School: Clovis West High
He's qualified because: Bent on improving depth, he increased the size of his girls team by about 30%, placed in 12 of 16 events, scored 102 points and won the Central Section Grand Masters title by 45 points.
She said it: "Oh, gosh, he bugs everybody." Golden Eagles triple gold medalist Alyssa Monteverde when asked if Palavicini recruits on campus.
Born, raised and educated through college in Buenos Aires, Argentina, Clovis West High track and field coach Martin Palavicini has a thick accent that can be difficult to follow.
And he didn't make it any easier to understand when he told his girls team prior to the Central Section Grand Masters Championships that he projected the Golden Eagles to edge Clovis 74-71 for the title.

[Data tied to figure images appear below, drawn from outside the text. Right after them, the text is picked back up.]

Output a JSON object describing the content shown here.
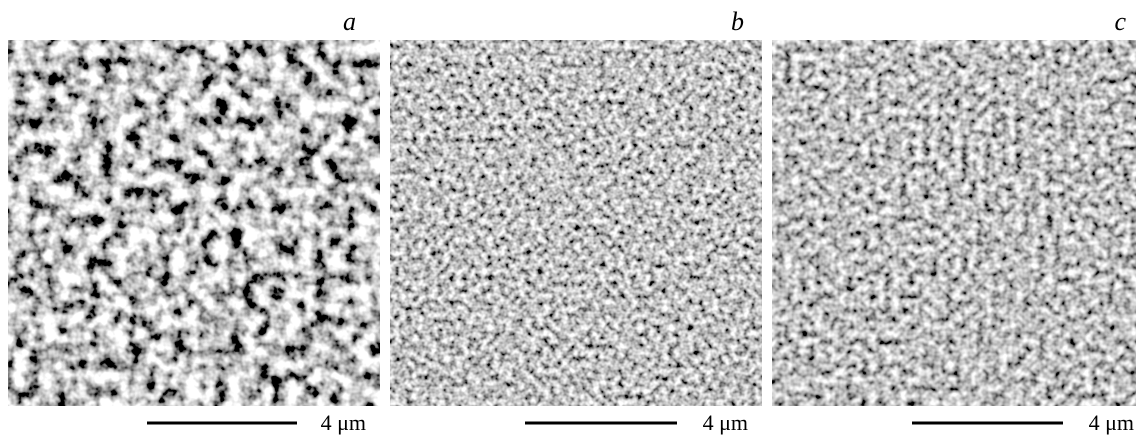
{
  "panels": [
    {
      "label": "a",
      "scale_bar": "4 μm"
    },
    {
      "label": "b",
      "scale_bar": "4 μm"
    },
    {
      "label": "c",
      "scale_bar": "4 μm"
    }
  ]
}
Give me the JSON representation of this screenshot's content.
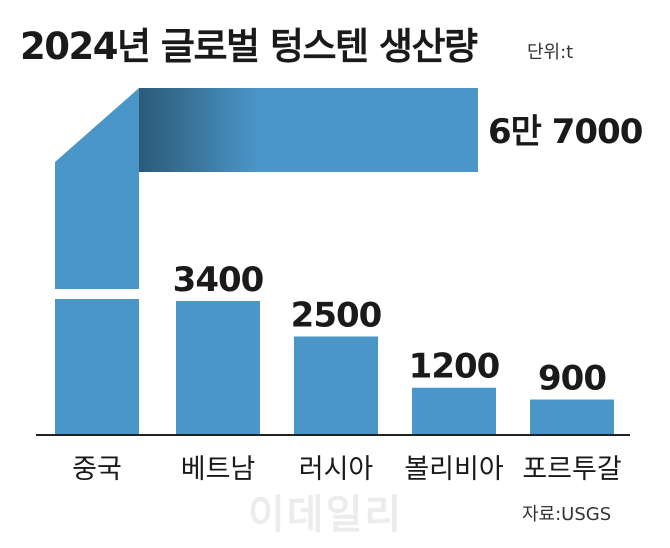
{
  "header": {
    "title": "2024년 글로벌 텅스텐 생산량",
    "unit": "단위:t"
  },
  "footer": {
    "source": "자료:USGS",
    "watermark": "이데일리"
  },
  "colors": {
    "bar": "#4a96c8",
    "bar_shadow": "#2c5a78",
    "axis": "#222222",
    "text": "#1a1a1a"
  },
  "chart_data": {
    "type": "bar",
    "title": "2024년 글로벌 텅스텐 생산량",
    "unit": "단위:t",
    "categories": [
      "중국",
      "베트남",
      "러시아",
      "볼리비아",
      "포르투갈"
    ],
    "values": [
      67000,
      3400,
      2500,
      1200,
      900
    ],
    "value_labels": [
      "6만 7000",
      "3400",
      "2500",
      "1200",
      "900"
    ],
    "broken_bar": "중국",
    "xlabel": "",
    "ylabel": "",
    "grid": false
  }
}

Anyone with a clue about the sport in the section knew Clovis West was actually a prohibitive favorite going in.
"I wasn't serious," he says, "but only one or two came up and questioned me."

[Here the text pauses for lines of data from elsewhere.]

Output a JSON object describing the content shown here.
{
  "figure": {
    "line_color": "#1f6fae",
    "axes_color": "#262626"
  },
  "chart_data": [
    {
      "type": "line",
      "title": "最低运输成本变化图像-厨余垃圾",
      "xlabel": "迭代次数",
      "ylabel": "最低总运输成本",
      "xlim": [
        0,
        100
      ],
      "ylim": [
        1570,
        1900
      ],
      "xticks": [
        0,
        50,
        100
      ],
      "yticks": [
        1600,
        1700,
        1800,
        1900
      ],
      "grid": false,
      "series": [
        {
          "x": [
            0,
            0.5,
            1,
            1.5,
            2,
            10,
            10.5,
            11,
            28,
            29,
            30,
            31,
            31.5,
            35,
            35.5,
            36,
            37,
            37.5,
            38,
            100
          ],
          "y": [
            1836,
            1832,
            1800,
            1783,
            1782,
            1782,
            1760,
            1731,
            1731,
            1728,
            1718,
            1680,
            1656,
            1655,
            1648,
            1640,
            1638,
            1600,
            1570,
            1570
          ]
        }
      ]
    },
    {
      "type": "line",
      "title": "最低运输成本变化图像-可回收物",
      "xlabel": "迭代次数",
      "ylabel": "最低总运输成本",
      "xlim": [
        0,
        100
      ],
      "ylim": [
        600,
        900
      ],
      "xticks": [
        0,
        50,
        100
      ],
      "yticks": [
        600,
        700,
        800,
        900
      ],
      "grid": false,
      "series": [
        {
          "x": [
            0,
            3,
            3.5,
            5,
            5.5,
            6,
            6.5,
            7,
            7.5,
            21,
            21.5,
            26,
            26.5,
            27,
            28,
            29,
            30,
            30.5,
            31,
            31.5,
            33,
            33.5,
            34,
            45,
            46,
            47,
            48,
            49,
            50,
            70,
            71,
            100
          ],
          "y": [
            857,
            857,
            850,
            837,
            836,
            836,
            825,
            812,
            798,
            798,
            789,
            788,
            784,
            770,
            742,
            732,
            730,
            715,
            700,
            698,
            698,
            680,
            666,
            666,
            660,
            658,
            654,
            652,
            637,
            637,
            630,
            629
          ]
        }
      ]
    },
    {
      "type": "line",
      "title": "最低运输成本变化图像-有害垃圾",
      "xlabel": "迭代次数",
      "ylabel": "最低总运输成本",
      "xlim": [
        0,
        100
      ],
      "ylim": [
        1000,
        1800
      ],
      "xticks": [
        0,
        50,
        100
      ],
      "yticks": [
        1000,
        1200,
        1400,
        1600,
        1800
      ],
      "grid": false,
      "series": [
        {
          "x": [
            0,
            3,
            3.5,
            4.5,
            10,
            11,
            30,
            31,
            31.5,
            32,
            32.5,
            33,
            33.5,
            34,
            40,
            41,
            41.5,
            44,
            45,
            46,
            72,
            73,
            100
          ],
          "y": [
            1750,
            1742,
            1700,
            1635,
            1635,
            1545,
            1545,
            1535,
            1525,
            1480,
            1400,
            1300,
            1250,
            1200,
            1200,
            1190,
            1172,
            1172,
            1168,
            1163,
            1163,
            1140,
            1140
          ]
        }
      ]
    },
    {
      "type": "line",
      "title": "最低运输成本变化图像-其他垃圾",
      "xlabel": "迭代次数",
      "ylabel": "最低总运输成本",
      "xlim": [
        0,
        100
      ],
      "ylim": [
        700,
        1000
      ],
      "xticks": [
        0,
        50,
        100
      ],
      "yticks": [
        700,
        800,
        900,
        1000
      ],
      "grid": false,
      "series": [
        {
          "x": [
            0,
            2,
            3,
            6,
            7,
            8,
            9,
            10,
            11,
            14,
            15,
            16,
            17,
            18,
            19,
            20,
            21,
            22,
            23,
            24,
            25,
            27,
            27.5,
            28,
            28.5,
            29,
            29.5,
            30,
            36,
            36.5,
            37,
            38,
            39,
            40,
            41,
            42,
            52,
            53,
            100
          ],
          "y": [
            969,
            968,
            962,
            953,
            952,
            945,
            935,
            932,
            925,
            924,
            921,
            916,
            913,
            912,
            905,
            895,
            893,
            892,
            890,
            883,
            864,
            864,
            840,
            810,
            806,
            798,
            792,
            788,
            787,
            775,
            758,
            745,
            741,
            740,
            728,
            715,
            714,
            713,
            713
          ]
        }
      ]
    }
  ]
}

The ploy? "I wanted them to be sure each one of them counted, so everybody would score."
With Palavicini, it's all about depth, and he achieved his goal with rousing success when the Eagles placed in 12 of 16 events, including four golds, scored 103 points and ran away with their section-record seventh girls championship.
Bullard (57), Buchanan (52.5) and defending champion Clovis (50.5) rounded out the top four.

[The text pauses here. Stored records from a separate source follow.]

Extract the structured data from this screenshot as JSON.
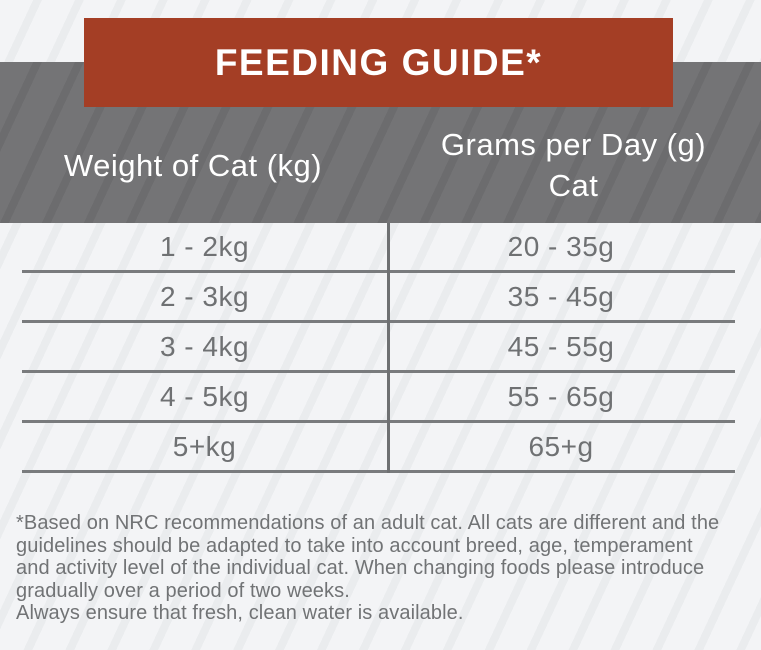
{
  "banner": {
    "title": "FEEDING GUIDE*",
    "bg_color": "#a43e25",
    "text_color": "#ffffff"
  },
  "table": {
    "header": {
      "col1": "Weight of Cat (kg)",
      "col2_line1": "Grams per Day (g)",
      "col2_line2": "Cat",
      "bg_color": "#6f7072",
      "text_color": "#ffffff"
    },
    "rows": [
      {
        "weight": "1 - 2kg",
        "grams": "20 - 35g"
      },
      {
        "weight": "2 - 3kg",
        "grams": "35 - 45g"
      },
      {
        "weight": "3 - 4kg",
        "grams": "45 - 55g"
      },
      {
        "weight": "4 - 5kg",
        "grams": "55 - 65g"
      },
      {
        "weight": "5+kg",
        "grams": "65+g"
      }
    ],
    "line_color": "#797b7d",
    "body_text_color": "#6f7173"
  },
  "footnote": {
    "lines": [
      "*Based on NRC recommendations of an adult cat. All cats are different and the",
      "guidelines should be adapted to take into account breed, age, temperament",
      "and activity level of the individual cat. When changing foods please introduce",
      "gradually over a period of two weeks.",
      "Always ensure that fresh, clean water is available."
    ],
    "text_color": "#717375"
  },
  "background": {
    "base_color": "#f3f4f6",
    "stripe_color": "#eaecee"
  }
}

"That was the plan after we placed third last year," said Palavicini, The Bee's Girls Track and Field Coach of the Year. "I talked to coaches and our athletic director and essentially made a plan from that moment. And now looking back to the draw of that plan, 99% happened. That's why the big score."
Clovis West's girls team grew by about 25 to 67 this season, and it wasn't by accident.
Did Palavicini hustle up potential athletes on campus?
"Oh, gosh, he bugs everybody," said Bee All-Star Alyssa Monteverde, a three-year veteran who delivered 30 of the points with three gold medals in addition to running a leg on a second-place 400 relay team.
"Yes, that's the key and I will chase you down," says Palavicini, a former national-level steeplechaser in South America in his second year as the Eagles' head coach after assisting for six. "They're like, Who's this guy with the accent talking to me, I've never seen him before.'
"I sell that they can be part of something unique, to use their talents, to have fun, travel and meet a lot of people. There's more outside of the oval than running or throwing."
Yet it was within and around that oval that Clovis West experienced its greatest joy with a balance of speed, hurdling, jumping and throwing while scoring everywhere except the 100, 800, 3,200 and triple jump.
"The year before we didn't win because of lack of depth," Palavicini says. "So changes needed to be made, and the plan worked."